What I remember most is the fedora hat that covered his mostly bald head. It was probaby an attempt to keep his Irish skin from turning red. But he lifted his hat and waved to me. A gesture that seemed so comforting to me. A gesture that I believed was meant only for me, his grandson.

I was only five years-old at the time. As I stood in the open door-way of the corn crib, it seemed I had known Grandpa Gale for a lifetime. I guess I had known him for all of my five years, but it seemed much longer. And now the wave of his hat seemed to say it would soon be over.

Soon Grandma and Grandpa would be moving to California. It would be quite a bit of time before I would see them again. So this final wave seemed to be telling me everything I needed to know.
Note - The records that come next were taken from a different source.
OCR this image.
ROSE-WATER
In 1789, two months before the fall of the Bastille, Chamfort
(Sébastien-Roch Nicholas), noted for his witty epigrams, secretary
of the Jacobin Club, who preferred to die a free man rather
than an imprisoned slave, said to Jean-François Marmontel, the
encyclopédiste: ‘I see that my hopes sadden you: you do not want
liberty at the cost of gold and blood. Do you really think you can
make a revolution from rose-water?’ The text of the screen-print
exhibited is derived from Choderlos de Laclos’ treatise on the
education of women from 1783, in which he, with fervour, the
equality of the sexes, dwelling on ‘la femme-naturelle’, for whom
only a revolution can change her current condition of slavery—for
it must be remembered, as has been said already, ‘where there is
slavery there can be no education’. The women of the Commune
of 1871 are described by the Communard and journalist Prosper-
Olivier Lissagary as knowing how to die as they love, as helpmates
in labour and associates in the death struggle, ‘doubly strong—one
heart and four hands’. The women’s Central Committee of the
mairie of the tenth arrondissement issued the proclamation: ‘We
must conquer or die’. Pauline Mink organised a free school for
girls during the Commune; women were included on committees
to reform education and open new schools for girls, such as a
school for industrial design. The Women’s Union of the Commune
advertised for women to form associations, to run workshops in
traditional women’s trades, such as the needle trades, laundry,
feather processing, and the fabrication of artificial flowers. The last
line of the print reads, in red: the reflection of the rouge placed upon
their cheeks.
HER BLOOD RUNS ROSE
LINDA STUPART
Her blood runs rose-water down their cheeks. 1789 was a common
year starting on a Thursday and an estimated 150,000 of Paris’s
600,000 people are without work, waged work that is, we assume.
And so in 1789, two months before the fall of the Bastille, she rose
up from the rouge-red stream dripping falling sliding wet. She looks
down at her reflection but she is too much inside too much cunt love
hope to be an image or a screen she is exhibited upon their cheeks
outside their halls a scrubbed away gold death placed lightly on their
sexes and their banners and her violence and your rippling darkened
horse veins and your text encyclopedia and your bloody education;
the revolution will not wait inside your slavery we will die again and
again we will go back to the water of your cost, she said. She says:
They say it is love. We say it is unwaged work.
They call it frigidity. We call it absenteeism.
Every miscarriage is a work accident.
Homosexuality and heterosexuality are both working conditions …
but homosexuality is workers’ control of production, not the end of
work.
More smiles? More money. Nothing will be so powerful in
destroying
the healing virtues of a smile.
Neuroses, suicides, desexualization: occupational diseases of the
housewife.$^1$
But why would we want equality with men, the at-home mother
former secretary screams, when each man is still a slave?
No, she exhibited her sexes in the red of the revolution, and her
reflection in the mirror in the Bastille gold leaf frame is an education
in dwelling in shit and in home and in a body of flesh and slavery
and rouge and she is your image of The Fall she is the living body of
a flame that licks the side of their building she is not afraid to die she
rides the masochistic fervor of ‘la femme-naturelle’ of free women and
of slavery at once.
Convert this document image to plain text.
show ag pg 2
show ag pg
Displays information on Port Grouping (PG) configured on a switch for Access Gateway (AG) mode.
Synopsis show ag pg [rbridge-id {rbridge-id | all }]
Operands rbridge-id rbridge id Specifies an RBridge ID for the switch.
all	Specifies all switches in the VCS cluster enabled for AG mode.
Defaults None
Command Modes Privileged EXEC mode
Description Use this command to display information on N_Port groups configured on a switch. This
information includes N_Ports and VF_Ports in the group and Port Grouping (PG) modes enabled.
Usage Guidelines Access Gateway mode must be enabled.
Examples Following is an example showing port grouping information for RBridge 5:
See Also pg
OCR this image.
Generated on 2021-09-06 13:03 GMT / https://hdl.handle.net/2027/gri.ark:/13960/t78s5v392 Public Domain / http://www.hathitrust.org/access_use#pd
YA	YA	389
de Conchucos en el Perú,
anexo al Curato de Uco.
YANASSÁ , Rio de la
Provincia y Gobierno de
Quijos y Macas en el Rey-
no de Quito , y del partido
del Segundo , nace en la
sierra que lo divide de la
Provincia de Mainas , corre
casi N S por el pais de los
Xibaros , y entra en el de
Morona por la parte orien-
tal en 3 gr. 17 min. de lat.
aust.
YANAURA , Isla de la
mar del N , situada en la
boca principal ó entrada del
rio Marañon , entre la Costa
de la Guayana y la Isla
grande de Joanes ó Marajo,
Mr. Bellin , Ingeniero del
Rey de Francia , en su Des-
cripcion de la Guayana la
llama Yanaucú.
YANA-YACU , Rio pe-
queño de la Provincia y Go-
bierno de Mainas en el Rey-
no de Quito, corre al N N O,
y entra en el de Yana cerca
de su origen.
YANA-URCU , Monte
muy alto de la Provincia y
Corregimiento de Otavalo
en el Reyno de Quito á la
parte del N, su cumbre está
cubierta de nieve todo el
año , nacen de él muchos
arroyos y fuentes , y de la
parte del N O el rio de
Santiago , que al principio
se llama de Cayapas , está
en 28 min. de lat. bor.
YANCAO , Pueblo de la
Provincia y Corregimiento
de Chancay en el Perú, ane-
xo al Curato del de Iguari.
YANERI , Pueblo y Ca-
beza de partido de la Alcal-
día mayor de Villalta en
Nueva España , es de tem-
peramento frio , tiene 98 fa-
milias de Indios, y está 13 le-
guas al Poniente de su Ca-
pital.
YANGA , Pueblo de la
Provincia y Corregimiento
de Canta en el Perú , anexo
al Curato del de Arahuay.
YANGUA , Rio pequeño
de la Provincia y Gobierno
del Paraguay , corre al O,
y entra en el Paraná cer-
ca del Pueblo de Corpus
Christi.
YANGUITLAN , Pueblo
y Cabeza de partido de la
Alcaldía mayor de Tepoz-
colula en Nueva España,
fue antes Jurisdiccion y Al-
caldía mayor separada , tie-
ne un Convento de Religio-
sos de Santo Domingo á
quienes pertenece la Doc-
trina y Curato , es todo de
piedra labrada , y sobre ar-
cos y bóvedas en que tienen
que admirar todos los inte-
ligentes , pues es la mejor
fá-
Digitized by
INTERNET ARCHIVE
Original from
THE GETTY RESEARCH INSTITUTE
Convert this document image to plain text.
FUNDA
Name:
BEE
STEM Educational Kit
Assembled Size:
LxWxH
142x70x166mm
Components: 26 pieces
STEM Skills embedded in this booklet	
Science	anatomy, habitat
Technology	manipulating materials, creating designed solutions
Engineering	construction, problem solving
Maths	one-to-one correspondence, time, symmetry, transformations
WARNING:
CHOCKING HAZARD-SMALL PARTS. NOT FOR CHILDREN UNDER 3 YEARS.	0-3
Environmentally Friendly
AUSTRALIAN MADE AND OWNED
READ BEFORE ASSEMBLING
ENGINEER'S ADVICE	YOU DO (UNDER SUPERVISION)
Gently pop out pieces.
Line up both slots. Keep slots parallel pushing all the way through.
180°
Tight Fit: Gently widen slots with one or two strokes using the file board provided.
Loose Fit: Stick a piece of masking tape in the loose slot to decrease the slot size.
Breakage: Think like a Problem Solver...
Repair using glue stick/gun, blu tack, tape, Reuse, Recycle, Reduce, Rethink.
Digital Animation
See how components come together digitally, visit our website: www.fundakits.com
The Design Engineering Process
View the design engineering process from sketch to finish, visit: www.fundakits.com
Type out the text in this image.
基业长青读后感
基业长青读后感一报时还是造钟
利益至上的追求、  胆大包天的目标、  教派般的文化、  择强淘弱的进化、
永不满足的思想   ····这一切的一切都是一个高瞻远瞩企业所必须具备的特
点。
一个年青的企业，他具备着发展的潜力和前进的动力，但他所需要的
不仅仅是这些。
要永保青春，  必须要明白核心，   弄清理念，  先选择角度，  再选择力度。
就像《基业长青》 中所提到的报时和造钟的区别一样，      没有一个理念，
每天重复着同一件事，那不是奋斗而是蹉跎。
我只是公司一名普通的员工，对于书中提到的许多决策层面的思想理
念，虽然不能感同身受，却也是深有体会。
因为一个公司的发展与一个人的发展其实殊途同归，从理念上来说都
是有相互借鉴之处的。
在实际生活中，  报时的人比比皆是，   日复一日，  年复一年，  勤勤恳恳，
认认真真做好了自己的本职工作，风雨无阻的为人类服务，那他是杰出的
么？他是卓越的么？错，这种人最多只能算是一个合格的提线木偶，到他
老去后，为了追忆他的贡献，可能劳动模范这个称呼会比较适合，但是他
All that would guide me in life was in the wave of the hat, telling me everything would be fine.

It is an image that I can recall clearly in my mind to this very day. At the time so many years ago, I am sure the full impact was furthest from my mind. But as I recall the day, the moment, the image, I fully know that Grandpa was giving me his final bit of advice. A year later he would die in that far away place called California. A heart attack would take him from so many. Death would replace him with memories.

As I look back and recall that day, I am sure that regardless of what happens to me, everything will be okay. The wave of his hat telling me everything would be okay. It is an image he left for me, that I can go back and remind myself that yes, everything will be okay.

When even the cruelest of life's circumstance enters your day, think of Grandpa Gale and the wave of his hat. A smile given to tell you that things will get better; that life for you will be okay. Grandpa would want it that way not only for me, but for you as well.

1 comment:

Pam Primm said...

This brings tears to my eyes. Gpa G was so special....I have missed him since the day that he left. Mom was very like him.